UW's Don Brownlee to Discuss Stardust at February Meeting

By George Best
February Meeting

Don Brownlee
Professor of Astronomy
University of Washington

Wednesday, February 16
7:30 p.m.

A-102 Physics-Astronomy Bldg.
University of Washington

Come early at 7 p.m. to visit with your fellow members.

Bring your slides for after the program.
On February 6, 1999, NASA launched a discovery mission to collect samples from a comet and bring them back to Earth. The probe, called Stardust, will encounter comet Wild-2 in 2004. Paul Wild discovered the comet in 1978. Don Brownlee, of the University of Washington, will discuss Stardust at our February meeting.
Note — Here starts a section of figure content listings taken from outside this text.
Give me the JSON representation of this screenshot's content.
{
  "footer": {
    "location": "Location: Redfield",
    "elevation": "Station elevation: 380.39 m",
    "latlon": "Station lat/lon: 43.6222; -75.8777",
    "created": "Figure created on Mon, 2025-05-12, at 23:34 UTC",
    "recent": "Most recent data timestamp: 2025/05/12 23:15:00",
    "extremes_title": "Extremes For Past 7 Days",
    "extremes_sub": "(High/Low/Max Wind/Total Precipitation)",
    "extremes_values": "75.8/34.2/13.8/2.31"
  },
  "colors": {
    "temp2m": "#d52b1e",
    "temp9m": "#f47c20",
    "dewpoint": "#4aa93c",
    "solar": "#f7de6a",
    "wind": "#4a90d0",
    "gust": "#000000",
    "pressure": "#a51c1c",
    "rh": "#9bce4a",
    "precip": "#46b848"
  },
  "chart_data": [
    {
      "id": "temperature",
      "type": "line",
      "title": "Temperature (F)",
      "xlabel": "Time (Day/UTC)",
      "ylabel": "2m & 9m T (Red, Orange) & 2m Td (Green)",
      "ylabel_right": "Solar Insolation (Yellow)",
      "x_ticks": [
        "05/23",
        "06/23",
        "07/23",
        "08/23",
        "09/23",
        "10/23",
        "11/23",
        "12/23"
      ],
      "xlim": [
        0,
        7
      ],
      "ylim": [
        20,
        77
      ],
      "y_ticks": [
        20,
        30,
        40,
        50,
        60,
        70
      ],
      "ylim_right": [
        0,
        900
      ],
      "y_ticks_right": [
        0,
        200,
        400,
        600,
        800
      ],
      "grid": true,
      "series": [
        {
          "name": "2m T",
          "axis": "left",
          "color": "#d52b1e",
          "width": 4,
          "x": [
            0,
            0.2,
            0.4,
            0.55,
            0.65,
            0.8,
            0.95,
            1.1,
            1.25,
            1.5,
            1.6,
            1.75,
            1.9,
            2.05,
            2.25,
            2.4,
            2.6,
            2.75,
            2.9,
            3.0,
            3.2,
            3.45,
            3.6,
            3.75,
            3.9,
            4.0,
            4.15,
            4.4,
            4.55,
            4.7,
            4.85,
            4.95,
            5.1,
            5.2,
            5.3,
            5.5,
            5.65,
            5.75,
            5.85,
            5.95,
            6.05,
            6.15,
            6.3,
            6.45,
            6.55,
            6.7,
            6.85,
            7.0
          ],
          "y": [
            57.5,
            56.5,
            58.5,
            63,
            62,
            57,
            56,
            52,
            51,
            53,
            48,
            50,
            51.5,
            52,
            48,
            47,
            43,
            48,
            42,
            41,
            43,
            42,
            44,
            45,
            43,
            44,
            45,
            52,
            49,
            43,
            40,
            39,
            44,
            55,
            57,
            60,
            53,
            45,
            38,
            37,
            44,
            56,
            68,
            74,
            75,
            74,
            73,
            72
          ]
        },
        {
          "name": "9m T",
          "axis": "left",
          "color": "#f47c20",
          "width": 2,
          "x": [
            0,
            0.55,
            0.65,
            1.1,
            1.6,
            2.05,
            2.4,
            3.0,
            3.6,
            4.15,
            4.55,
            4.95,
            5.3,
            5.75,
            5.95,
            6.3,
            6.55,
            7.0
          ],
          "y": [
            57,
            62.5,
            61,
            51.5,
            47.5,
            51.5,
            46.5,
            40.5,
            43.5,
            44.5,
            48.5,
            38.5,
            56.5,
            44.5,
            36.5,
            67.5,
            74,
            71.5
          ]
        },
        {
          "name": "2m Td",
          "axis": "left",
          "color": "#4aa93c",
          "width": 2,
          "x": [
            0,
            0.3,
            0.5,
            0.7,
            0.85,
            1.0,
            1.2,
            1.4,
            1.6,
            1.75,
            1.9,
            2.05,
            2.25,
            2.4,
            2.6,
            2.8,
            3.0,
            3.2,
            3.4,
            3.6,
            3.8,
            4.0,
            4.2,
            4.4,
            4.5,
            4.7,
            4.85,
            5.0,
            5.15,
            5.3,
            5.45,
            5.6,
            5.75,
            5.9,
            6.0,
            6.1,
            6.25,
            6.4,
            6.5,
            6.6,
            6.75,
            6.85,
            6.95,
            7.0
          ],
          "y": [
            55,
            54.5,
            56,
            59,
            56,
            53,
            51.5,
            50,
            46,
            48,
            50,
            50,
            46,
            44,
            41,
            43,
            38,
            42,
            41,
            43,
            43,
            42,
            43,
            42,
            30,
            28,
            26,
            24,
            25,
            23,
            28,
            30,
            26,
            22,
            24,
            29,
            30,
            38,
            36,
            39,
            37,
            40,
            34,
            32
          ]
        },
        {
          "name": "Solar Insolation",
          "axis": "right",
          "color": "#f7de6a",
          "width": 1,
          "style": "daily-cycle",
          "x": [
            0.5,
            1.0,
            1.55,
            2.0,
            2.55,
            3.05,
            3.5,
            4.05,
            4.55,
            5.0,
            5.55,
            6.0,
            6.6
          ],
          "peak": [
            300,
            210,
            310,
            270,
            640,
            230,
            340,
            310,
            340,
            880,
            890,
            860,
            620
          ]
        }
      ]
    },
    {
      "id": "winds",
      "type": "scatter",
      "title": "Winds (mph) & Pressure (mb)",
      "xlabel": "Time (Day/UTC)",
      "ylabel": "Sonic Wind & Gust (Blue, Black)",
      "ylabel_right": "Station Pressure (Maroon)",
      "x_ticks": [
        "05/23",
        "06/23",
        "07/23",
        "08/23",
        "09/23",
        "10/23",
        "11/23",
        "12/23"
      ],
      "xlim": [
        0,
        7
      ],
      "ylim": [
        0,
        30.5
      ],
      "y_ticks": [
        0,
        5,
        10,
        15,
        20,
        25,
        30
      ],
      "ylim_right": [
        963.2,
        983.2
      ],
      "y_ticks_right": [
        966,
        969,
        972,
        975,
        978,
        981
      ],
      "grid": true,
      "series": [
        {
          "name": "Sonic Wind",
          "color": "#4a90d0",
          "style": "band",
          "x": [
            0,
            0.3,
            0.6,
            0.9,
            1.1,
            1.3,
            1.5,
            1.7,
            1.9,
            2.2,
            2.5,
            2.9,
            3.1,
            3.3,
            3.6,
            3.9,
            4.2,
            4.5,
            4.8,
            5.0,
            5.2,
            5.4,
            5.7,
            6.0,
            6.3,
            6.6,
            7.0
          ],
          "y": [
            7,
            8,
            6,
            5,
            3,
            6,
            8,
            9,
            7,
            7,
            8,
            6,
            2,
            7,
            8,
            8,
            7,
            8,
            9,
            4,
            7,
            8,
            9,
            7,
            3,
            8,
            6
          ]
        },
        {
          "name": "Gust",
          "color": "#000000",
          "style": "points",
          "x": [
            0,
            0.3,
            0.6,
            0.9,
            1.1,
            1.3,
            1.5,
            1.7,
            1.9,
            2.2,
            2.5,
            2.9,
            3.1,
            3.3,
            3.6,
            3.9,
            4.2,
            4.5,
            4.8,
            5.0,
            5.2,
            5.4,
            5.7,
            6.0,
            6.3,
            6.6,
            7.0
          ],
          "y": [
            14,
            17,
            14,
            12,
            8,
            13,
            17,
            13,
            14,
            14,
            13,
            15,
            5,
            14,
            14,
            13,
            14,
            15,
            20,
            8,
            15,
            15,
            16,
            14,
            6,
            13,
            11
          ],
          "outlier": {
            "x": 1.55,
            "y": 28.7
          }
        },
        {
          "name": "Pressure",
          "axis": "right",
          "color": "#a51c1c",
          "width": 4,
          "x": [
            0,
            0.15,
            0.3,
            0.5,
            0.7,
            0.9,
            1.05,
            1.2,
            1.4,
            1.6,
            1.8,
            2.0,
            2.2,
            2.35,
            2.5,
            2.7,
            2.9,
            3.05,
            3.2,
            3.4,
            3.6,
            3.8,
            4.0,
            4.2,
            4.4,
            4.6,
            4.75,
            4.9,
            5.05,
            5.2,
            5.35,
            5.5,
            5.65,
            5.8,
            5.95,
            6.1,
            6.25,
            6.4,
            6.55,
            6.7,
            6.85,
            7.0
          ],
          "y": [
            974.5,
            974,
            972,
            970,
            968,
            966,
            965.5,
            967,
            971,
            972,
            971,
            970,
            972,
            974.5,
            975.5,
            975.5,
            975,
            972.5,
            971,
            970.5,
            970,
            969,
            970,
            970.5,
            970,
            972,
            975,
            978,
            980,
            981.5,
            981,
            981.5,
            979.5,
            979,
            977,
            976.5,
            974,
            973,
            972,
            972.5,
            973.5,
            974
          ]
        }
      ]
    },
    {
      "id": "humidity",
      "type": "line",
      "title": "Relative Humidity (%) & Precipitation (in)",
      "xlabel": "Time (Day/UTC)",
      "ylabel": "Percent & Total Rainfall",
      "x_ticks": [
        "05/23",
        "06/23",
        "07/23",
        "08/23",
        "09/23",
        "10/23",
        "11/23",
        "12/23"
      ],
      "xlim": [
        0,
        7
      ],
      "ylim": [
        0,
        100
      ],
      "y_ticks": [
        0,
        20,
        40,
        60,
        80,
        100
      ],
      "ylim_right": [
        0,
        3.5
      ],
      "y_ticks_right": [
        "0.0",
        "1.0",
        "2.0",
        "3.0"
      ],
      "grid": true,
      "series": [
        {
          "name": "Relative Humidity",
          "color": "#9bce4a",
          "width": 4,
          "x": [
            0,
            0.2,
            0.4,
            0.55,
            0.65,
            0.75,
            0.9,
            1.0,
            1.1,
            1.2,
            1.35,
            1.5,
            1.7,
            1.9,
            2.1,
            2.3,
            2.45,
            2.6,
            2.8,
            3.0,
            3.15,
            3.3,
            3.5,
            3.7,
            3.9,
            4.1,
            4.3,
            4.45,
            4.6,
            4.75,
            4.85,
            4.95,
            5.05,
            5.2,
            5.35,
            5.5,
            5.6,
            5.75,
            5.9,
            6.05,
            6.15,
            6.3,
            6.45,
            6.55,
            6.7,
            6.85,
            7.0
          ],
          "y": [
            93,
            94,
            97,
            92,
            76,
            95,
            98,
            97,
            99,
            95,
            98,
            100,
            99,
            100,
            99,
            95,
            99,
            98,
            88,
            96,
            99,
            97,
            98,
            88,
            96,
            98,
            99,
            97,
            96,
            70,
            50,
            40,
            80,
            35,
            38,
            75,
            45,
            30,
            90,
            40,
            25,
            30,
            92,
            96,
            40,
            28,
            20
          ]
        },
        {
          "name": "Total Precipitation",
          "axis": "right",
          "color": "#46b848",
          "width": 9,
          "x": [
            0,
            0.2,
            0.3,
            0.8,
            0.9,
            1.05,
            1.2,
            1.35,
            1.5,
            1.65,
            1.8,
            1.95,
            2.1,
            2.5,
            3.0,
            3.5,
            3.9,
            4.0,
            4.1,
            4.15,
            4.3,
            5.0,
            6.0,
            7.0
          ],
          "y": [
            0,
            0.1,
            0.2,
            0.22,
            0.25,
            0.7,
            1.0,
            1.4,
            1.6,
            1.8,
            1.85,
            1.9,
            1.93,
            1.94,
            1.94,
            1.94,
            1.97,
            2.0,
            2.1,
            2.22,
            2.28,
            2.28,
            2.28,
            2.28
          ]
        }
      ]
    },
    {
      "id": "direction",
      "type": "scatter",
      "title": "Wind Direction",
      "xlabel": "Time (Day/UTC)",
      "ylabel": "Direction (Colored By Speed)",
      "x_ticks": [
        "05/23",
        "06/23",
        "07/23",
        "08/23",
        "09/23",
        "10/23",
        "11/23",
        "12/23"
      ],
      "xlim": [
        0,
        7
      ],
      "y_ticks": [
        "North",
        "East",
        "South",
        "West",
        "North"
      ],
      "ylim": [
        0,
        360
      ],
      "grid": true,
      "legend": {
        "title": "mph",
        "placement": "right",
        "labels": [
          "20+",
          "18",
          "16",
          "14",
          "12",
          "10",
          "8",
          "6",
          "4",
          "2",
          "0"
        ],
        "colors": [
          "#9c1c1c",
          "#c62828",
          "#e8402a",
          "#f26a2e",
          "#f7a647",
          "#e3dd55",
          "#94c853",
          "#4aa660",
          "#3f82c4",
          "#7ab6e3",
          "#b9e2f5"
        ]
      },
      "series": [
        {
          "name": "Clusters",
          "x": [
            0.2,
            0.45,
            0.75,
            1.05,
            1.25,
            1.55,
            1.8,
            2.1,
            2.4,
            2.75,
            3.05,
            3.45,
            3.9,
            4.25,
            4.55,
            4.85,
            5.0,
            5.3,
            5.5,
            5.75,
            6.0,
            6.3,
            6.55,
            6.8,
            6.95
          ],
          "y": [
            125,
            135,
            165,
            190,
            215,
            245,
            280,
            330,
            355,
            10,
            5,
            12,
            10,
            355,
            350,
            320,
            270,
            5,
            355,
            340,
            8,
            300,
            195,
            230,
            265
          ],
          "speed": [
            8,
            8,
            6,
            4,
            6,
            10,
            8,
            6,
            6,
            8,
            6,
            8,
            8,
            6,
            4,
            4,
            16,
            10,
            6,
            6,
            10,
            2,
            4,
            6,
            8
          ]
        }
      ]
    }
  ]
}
Stardust will collect samples from this comet and bring them back to Earth in 2006. The comet is now in an orbit out toward Jupiter. The comet's perihelion (closest point to the sun) is just inside the orbit of Jupiter. A Web site, http://stardust.jpl.nasa.gov, tells you where Stardust and the comet are at any given time. It is updated every 10 minutes. Stardust will fly by Earth in January 2001 for a gravity assist in its journey toward Wild-2.

Don Brownlee is Professor of Astronomy at the University of Washington. He got his PhD at the University of Washington in 1971, and has been with the University of Washington ever since. His main interest is Stardust. The meeting will be held on February 16 at 7:30 p.m. in the Physics/Astronomy building, room A102.